Y es que todos los que llevamos algo de románticos por dentro, nos hubiera gustado que nuestra primera vez, el momento de perder la virginidad, sea algo emblemático, y por virginidad no me refiero a lo fisiológico, porque hay una primera vez para el amor, una primera vez para un gran viaje, primera vez en la mayoría de edad, etc.

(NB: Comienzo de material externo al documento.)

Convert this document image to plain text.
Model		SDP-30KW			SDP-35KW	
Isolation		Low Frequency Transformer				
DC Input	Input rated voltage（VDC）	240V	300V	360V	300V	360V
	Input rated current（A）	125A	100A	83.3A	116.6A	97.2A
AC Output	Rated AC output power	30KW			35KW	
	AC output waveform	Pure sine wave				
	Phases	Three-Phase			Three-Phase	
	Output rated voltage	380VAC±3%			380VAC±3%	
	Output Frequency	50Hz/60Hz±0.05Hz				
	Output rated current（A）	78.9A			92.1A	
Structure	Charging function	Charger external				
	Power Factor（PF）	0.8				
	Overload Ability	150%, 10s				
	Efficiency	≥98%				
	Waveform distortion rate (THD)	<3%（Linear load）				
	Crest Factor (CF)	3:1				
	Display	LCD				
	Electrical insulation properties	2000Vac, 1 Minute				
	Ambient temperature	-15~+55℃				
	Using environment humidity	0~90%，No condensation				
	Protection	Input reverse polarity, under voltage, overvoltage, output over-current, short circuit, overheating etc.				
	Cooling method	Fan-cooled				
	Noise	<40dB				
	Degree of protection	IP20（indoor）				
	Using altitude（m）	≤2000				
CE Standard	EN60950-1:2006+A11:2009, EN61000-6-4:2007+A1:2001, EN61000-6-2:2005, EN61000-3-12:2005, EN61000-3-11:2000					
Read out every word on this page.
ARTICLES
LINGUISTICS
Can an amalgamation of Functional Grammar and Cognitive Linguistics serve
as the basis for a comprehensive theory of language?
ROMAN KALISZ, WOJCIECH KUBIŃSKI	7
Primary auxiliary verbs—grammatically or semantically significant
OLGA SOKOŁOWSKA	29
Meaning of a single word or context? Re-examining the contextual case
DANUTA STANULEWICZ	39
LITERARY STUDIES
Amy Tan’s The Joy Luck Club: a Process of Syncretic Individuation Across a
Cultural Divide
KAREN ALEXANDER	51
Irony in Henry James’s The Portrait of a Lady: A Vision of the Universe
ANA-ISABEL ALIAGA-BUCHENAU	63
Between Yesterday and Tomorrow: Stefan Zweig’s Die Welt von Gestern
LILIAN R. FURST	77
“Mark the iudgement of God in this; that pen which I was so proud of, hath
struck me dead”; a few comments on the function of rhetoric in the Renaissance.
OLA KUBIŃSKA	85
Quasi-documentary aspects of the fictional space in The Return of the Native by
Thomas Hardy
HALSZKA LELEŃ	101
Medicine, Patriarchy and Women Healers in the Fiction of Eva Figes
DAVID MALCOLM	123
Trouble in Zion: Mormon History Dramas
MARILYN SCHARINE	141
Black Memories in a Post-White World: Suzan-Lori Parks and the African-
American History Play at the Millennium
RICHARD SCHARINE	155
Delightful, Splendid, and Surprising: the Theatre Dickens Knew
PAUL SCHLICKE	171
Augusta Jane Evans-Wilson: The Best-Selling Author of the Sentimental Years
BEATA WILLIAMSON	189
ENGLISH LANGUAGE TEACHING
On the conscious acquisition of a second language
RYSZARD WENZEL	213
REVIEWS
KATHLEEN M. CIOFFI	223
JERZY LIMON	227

Y es que si vas a perder esa inocencia de una forma poco ortodoxa, lo mejor sería que la persona que está a tu lado y que es tu cómplice, sea un soporte en esos momentos en que la culpa y la inseguridad te invaden, alguien que cuando voltees a ver detrás y veas del paraíso virginal del que has sido expulsado, te haga sentir como que ha valido la pena, y no se comporte como alguien frívolo a quien el riesgo que has tomado no le importe tanto o al menos la mitad que a tí.
¿Cómo no enojarte si no comprende todo lo que estás perdiendo? ¿Cómo no pegarle, si no valora el esfuerzo que has hecho? Ese era un gran defecto mío ayá en mis inicios. Por eso no soy tan fanático de gente recien salida del closet, cuando de andar con alguien se trata. Y ya no me comporto igual, el tiempo no pasa en vano, y tambien, porque además, hacer todo eso ya no implica para mí un esfuerzo.